Have you ever read Love You Forever by Robert Munch (children's writer) It still brings me to tear each time I read it to the kids.

Quinn says hi and is sending best wishes and good luck for the upcoming tests!

***I could not help but notice your hubby has a few Canada related shirts.

pysanki.blogspot.com said...

Watching your baby sleep takes on a whole new meaning as she gets older. When Mandi and I have had a difficult time seeing eye to eye I like to go in and sneak a peak of her sleeping. It just erases all the bad stuff.

Mandi was always a good sleeper and I never needed to worry about waking her up...Samantha not so much.

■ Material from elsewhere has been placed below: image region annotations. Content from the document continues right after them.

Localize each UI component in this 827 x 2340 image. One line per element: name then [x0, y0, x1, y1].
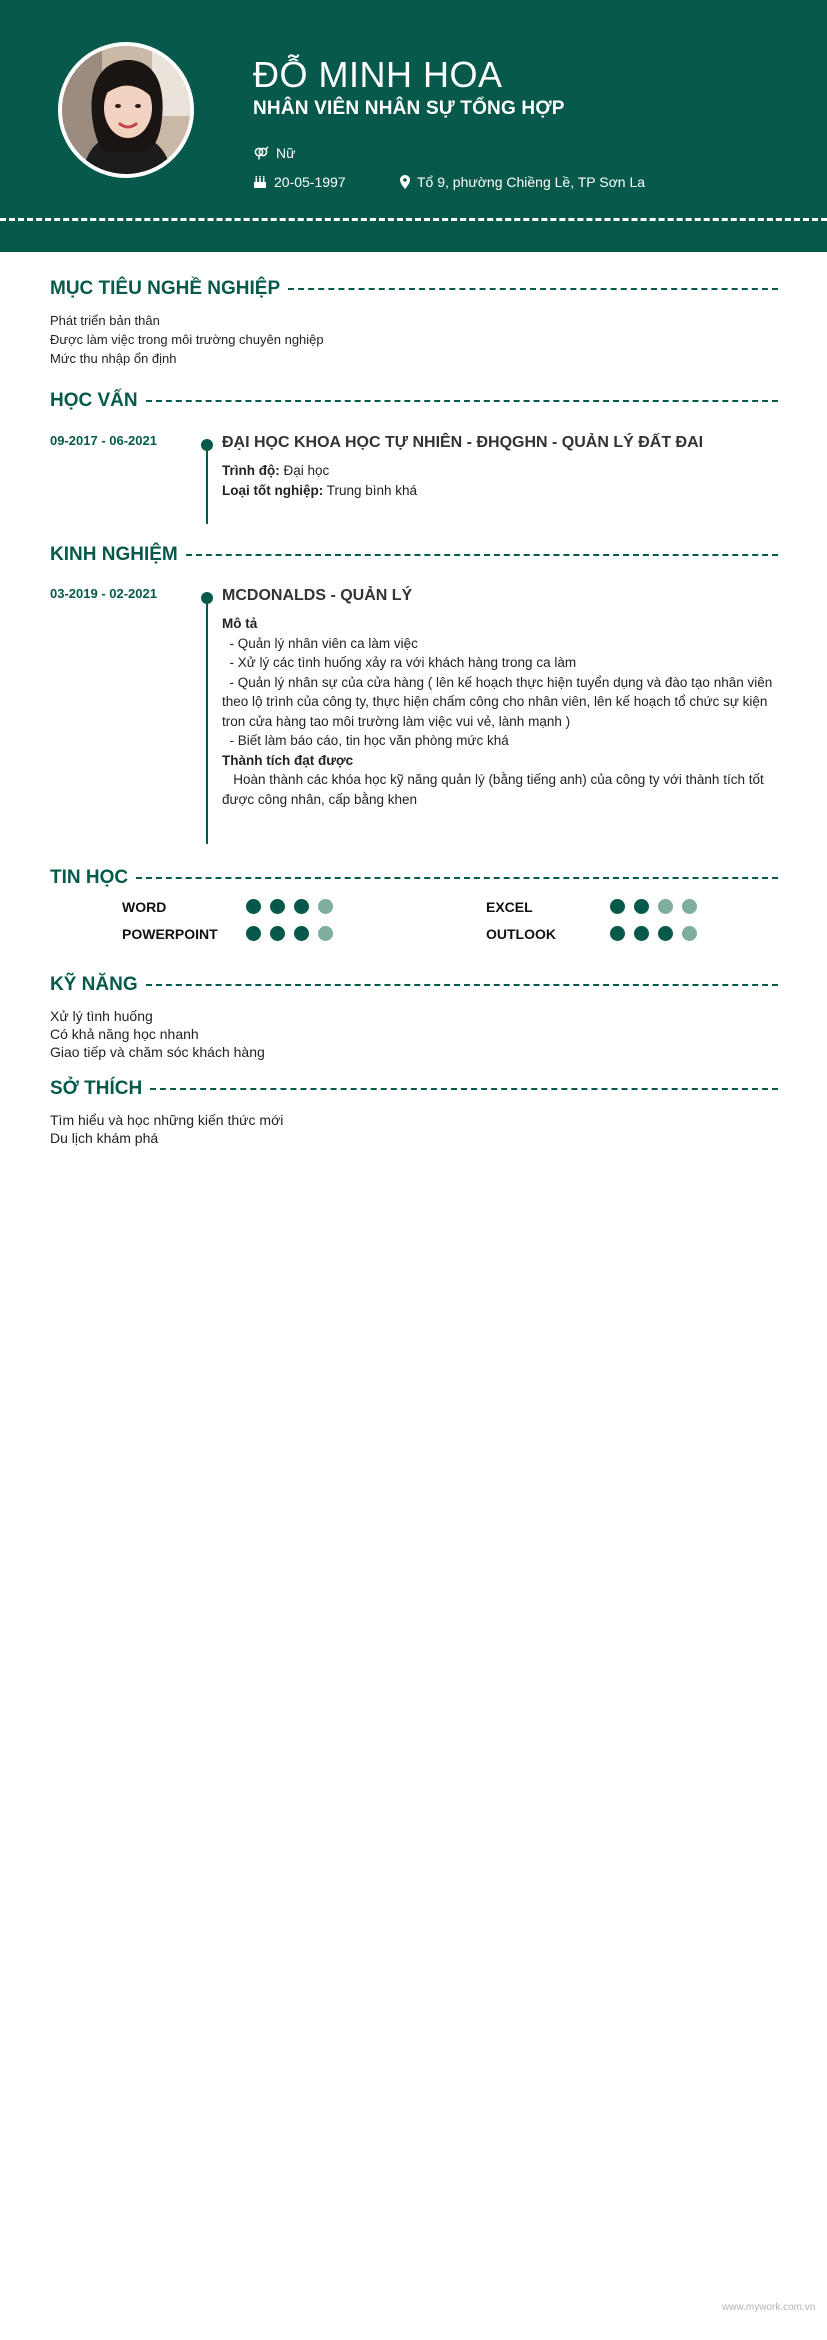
skill-name: OUTLOOK	[486, 926, 556, 942]
section-divider	[288, 288, 778, 290]
skill-name: POWERPOINT	[122, 926, 218, 942]
experience-desc-item: - Quản lý nhân viên ca làm việc	[222, 635, 418, 651]
rating-dot-filled	[270, 926, 285, 941]
timeline-dot	[201, 592, 213, 604]
section-divider	[136, 877, 778, 879]
section-title: MỤC TIÊU NGHỀ NGHIỆP	[50, 278, 281, 299]
rating-dot-filled	[270, 899, 285, 914]
section-title: KỸ NĂNG	[50, 974, 138, 995]
candidate-name: ĐỖ MINH HOA	[253, 54, 503, 95]
section-divider	[186, 554, 778, 556]
avatar	[58, 42, 194, 178]
hobbies-item: Du lịch khám phá	[50, 1130, 159, 1146]
section-skills	[50, 974, 778, 996]
experience-desc-label: Mô tả	[222, 616, 258, 631]
skill-rating	[610, 899, 697, 914]
rating-dot-filled	[634, 899, 649, 914]
rating-dot-filled	[634, 926, 649, 941]
experience-achievement-label: Thành tích đạt được	[222, 752, 354, 768]
avatar-photo	[62, 46, 190, 174]
watermark: www.mywork.com.vn	[722, 2302, 816, 2313]
rating-dot-filled	[246, 899, 261, 914]
skill-rating	[246, 899, 333, 914]
header-divider	[0, 218, 827, 221]
cake-icon	[253, 175, 267, 189]
career-goal-item: Mức thu nhập ổn định	[50, 351, 177, 366]
career-goal-list	[50, 311, 324, 368]
experience-details	[222, 614, 777, 809]
experience-company: MCDONALDS - QUẢN LÝ	[222, 587, 413, 604]
skill-name: EXCEL	[486, 899, 533, 915]
rating-dot-filled	[294, 926, 309, 941]
gender-value: Nữ	[276, 145, 296, 161]
skill-name: WORD	[122, 899, 167, 915]
section-it-skills	[50, 867, 778, 889]
cv-header	[0, 0, 827, 252]
career-goal-item: Phát triển bản thân	[50, 313, 160, 328]
section-title: TIN HỌC	[50, 867, 129, 888]
rating-dot-filled	[294, 899, 309, 914]
gender-icon	[253, 146, 269, 160]
skills-item: Có khả năng học nhanh	[50, 1026, 199, 1042]
section-title: KINH NGHIỆM	[50, 544, 178, 565]
skill-rating	[246, 926, 333, 941]
timeline-dot	[201, 439, 213, 451]
education-level-label: Trình độ:	[222, 463, 280, 478]
career-goal-item: Được làm việc trong môi trường chuyên nghiệp	[50, 332, 324, 347]
hobbies-list	[50, 1111, 283, 1147]
skill-rating	[610, 926, 697, 941]
section-divider	[150, 1088, 778, 1090]
rating-dot-filled	[658, 926, 673, 941]
education-date: 09-2017 - 06-2021	[50, 433, 157, 448]
education-grade-value: Trung bình khá	[326, 482, 418, 498]
skills-item: Giao tiếp và chăm sóc khách hàng	[50, 1044, 265, 1060]
rating-dot-empty	[318, 926, 333, 941]
section-title: SỞ THÍCH	[50, 1078, 143, 1099]
rating-dot-empty	[318, 899, 333, 914]
skills-item: Xử lý tình huống	[50, 1008, 153, 1024]
address-value: Tổ 9, phường Chiềng Lề, TP Sơn La	[417, 174, 646, 190]
location-pin-icon	[400, 175, 410, 189]
timeline-line	[206, 441, 208, 524]
address-info	[400, 174, 645, 190]
section-education	[50, 390, 778, 412]
experience-desc-item: - Xử lý các tình huống xảy ra với khách hàng trong ca làm	[222, 655, 577, 670]
birthday-info	[253, 174, 346, 190]
skills-list	[50, 1007, 265, 1061]
gender-info	[253, 145, 295, 161]
rating-dot-filled	[246, 926, 261, 941]
section-divider	[146, 984, 778, 986]
experience-achievement-text: Hoàn thành các khóa học kỹ năng quản lý (bằng tiếng anh) của công ty với thành tích tốt được công nhân, cấp bằng khen	[222, 772, 768, 807]
rating-dot-empty	[658, 899, 673, 914]
rating-dot-filled	[610, 899, 625, 914]
candidate-position: NHÂN VIÊN NHÂN SỰ TỔNG HỢP	[253, 98, 565, 119]
section-experience	[50, 544, 778, 566]
timeline-line	[206, 594, 208, 844]
hobbies-item: Tìm hiểu và học những kiến thức mới	[50, 1112, 284, 1128]
section-hobbies	[50, 1078, 778, 1100]
education-level-value: Đại học	[283, 463, 330, 478]
section-career-goal	[50, 278, 778, 300]
birthday-value: 20-05-1997	[274, 174, 346, 190]
education-details	[222, 461, 782, 500]
rating-dot-empty	[682, 899, 697, 914]
section-title: HỌC VẤN	[50, 390, 138, 411]
experience-desc-item: - Biết làm báo cáo, tin học văn phòng mức khá	[222, 733, 509, 748]
rating-dot-empty	[682, 926, 697, 941]
education-grade-label: Loại tốt nghiệp:	[222, 482, 324, 498]
experience-desc-item: - Quản lý nhân sự của cửa hàng ( lên kế hoạch thực hiện tuyển dụng và đào tạo nhân viên theo lộ trình của công ty, thực hiện chấm công cho nhân viên, lên kế hoạch tổ chức sự kiện tron cửa hàng tao môi trường làm việc vui vẻ, lành mạnh )	[222, 674, 777, 729]
experience-date: 03-2019 - 02-2021	[50, 586, 157, 601]
section-divider	[146, 400, 778, 402]
rating-dot-filled	[610, 926, 625, 941]
education-school: ĐẠI HỌC KHOA HỌC TỰ NHIÊN - ĐHQGHN - QUẢN LÝ ĐẤT ĐAI	[222, 434, 704, 451]
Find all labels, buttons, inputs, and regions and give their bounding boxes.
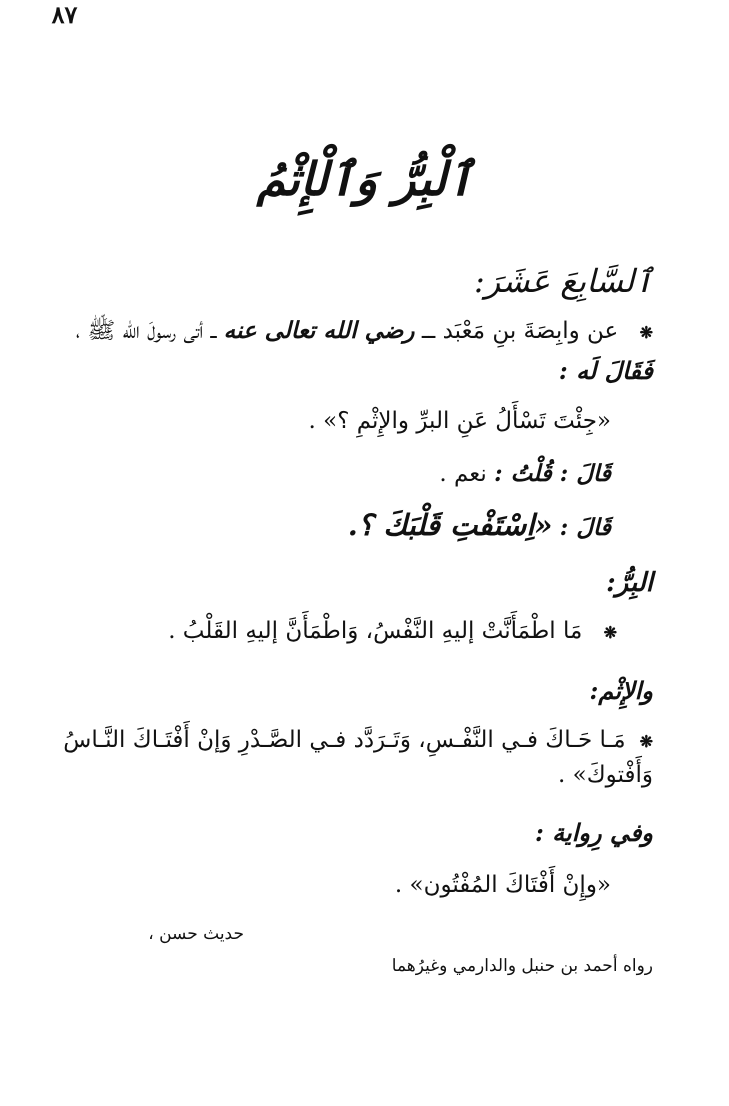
istafti-line bbox=[348, 508, 611, 542]
istafti-text: «اِسْتَفْتِ قَلْبَكَ ؟. bbox=[347, 508, 553, 542]
faqala-label: فَقَالَ لَه : bbox=[558, 356, 653, 385]
hadith-number-heading: ٱلسَّابِعَ عَشَرَ: bbox=[474, 262, 653, 300]
intro-after: ــ أتى رسولَ الله ﷺ ، bbox=[75, 318, 217, 344]
chapter-title: ٱلْبِرُّ وَٱلْإِثْمُ bbox=[256, 152, 474, 206]
asterisk-icon: ❋ bbox=[639, 732, 653, 751]
page-number: ٨٧ bbox=[51, 0, 78, 29]
hadith-grade: حديث حسن ، bbox=[148, 924, 244, 944]
riwaya-label: وفي رِواية : bbox=[534, 818, 653, 847]
asterisk-icon: ❋ bbox=[639, 323, 653, 342]
hadith-narrators: رواه أحمد بن حنبل والدارمي وغيرُهما bbox=[391, 956, 653, 976]
qultu-line bbox=[439, 460, 611, 487]
qultu-label: قَالَ : قُلْتُ : bbox=[494, 460, 611, 487]
ithm-definition-text: مَـا حَـاكَ فـي النَّفْـسِ، وَتَـرَدَّد فـي الصَّـدْرِ وَإنْ أَفْتَـاكَ النَّـاسُ bbox=[63, 727, 626, 753]
intro-line bbox=[76, 316, 653, 350]
ithm-definition-line1 bbox=[63, 727, 653, 753]
question-line: «جِئْتَ تَسْأَلُ عَنِ البرِّ والإِثْمِ ؟» . bbox=[308, 408, 611, 434]
ithm-definition-line2: وَأَفْتوكَ» . bbox=[558, 762, 653, 788]
birr-definition bbox=[168, 618, 617, 644]
birr-label: البِرُّ: bbox=[606, 568, 653, 598]
qala-label: قَالَ : bbox=[559, 514, 611, 541]
riwaya-text: «وإِنْ أَفْتَاكَ المُفْتُون» . bbox=[394, 872, 611, 898]
qultu-text: نعم . bbox=[439, 461, 487, 487]
intro-before: عن وابِصَةَ بنِ مَعْبَد ــ bbox=[421, 318, 619, 344]
ithm-label: والإِثْم: bbox=[589, 676, 653, 705]
honorific-text: رضي الله تعالى عنه bbox=[223, 317, 415, 344]
asterisk-icon: ❋ bbox=[603, 623, 617, 642]
birr-definition-text: مَا اطْمَأَنَّتْ إليهِ النَّفْسُ، وَاطْمَأَنَّ إليهِ القَلْبُ . bbox=[168, 618, 583, 644]
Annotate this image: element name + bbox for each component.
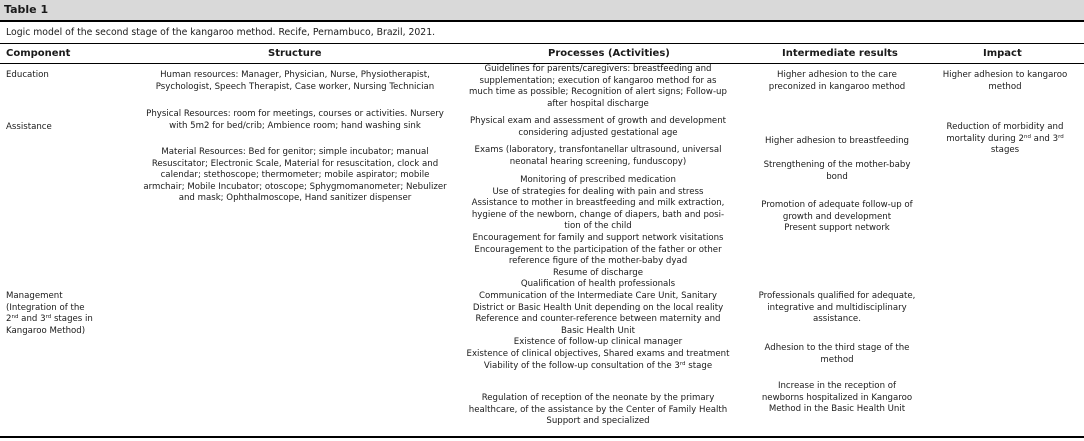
intermediate-follow-up: Promotion of adequate follow-up of growth and development Present support network — [761, 200, 913, 234]
header-component: Component — [6, 48, 71, 59]
header-impact: Impact — [983, 48, 1022, 59]
impact-kangaroo-adhesion: Higher adhesion to kangaroo method — [942, 70, 1068, 92]
structure-material-resources: Material Resources: Bed for genitor; simple incubator; manual Resuscitator; Electronic Scale, Material for resuscitation, clock and calendar; stethoscope; thermometer; mobile aspirator; mobile armchair; Mobile Incubator; otoscope; Sphygmomanometer; Nebulizer and mask; Ophthalmoscope, Hand sanitizer dispenser — [143, 147, 447, 204]
header-intermediate-results: Intermediate results — [782, 48, 898, 59]
table-caption: Logic model of the second stage of the kangaroo method. Recife, Pernambuco, Brazil, 2021. — [6, 27, 436, 38]
intermediate-care-adhesion: Higher adhesion to the care preconized in kangaroo method — [768, 70, 906, 92]
processes-regulation: Regulation of reception of the neonate by the primary healthcare, of the assistance by the Center of Family Health Support and specialized — [468, 393, 728, 427]
component-management: Management (Integration of the 2nd and 3rd stages in Kangaroo Method) — [6, 291, 93, 336]
header-top-rule — [0, 43, 1084, 44]
intermediate-breastfeeding: Higher adhesion to breastfeeding — [765, 136, 909, 146]
processes-exams: Exams (laboratory, transfontanellar ultrasound, universal neonatal hearing screening, funduscopy) — [474, 145, 722, 167]
structure-physical-resources: Physical Resources: room for meetings, courses or activities. Nursery with 5m2 for bed/crib; Ambience room; hand washing sink — [146, 109, 444, 131]
processes-education: Guidelines for parents/caregivers: breastfeeding and supplementation; execution of kangaroo method for as much time as possible; Recognition of alert signs; Follow-up after hospital discharge — [469, 64, 727, 109]
intermediate-third-stage-adhesion: Adhesion to the third stage of the method — [764, 343, 910, 365]
processes-assistance-activities: Monitoring of prescribed medication Use of strategies for dealing with pain and stress Assistance to mother in breastfeeding and milk extraction, hygiene of the newborn, change of diapers, bath and posi- tion of the child Encouragement for family and support network visitations Encouragement to the participation of the father or other reference figure of the mother-baby dyad Resume of discharge Qualification of health professionals Communication of the Intermediate Care Unit, Sanitary District or Basic Health Unit depending on the local reality Reference and counter-reference between maternity and Basic Health Unit Existence of follow-up clinical manager Existence of clinical objectives, Shared exams and treatment Viability of the follow-up consultation of the 3rd stage — [466, 175, 730, 371]
intermediate-reception-increase: Increase in the reception of newborns hospitalized in Kangaroo Method in the Basic Health Unit — [761, 381, 913, 415]
component-assistance: Assistance — [6, 122, 52, 132]
processes-physical-exam: Physical exam and assessment of growth and development considering adjusted gestational age — [469, 116, 727, 138]
header-processes: Processes (Activities) — [548, 48, 670, 59]
table-title-bar — [0, 0, 1084, 22]
impact-morbidity-reduction: Reduction of morbidity and mortality during 2nd and 3rd stages — [946, 122, 1064, 156]
header-structure: Structure — [268, 48, 322, 59]
intermediate-qualified-professionals: Professionals qualified for adequate, integrative and multidisciplinary assistance. — [758, 291, 916, 325]
structure-human-resources: Human resources: Manager, Physician, Nurse, Physiotherapist, Psychologist, Speech Therapist, Case worker, Nursing Technician — [155, 70, 435, 92]
table-label: Table 1 — [4, 3, 49, 16]
intermediate-mother-baby-bond: Strengthening of the mother-baby bond — [763, 160, 911, 182]
table-bottom-rule — [0, 436, 1084, 438]
component-education: Education — [6, 70, 49, 80]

I still peak in on her, but sometimes it just enough to wake her up.

Karla :)

shelly said...

oh heidi, i hope the tender bedtime ritual is back in place now...the working husband, i understand, but not yet the working husband-father...i think we wives-mothers need each other for cheering and variations on company during these easy-to-slide-into-woe-is-me stretches!

so good to have seen you for a bit in pentwater....can't believe that by next summer i will be toting around a little one myself...i took home with me this year a fierce sunburn and fun cottage memories.....

pysanki.blogspot.com said...

Just wanted to let you know that Relay for life was here tonight and my mom and I found a bag made in honor of Samara. Thought you'd like to know.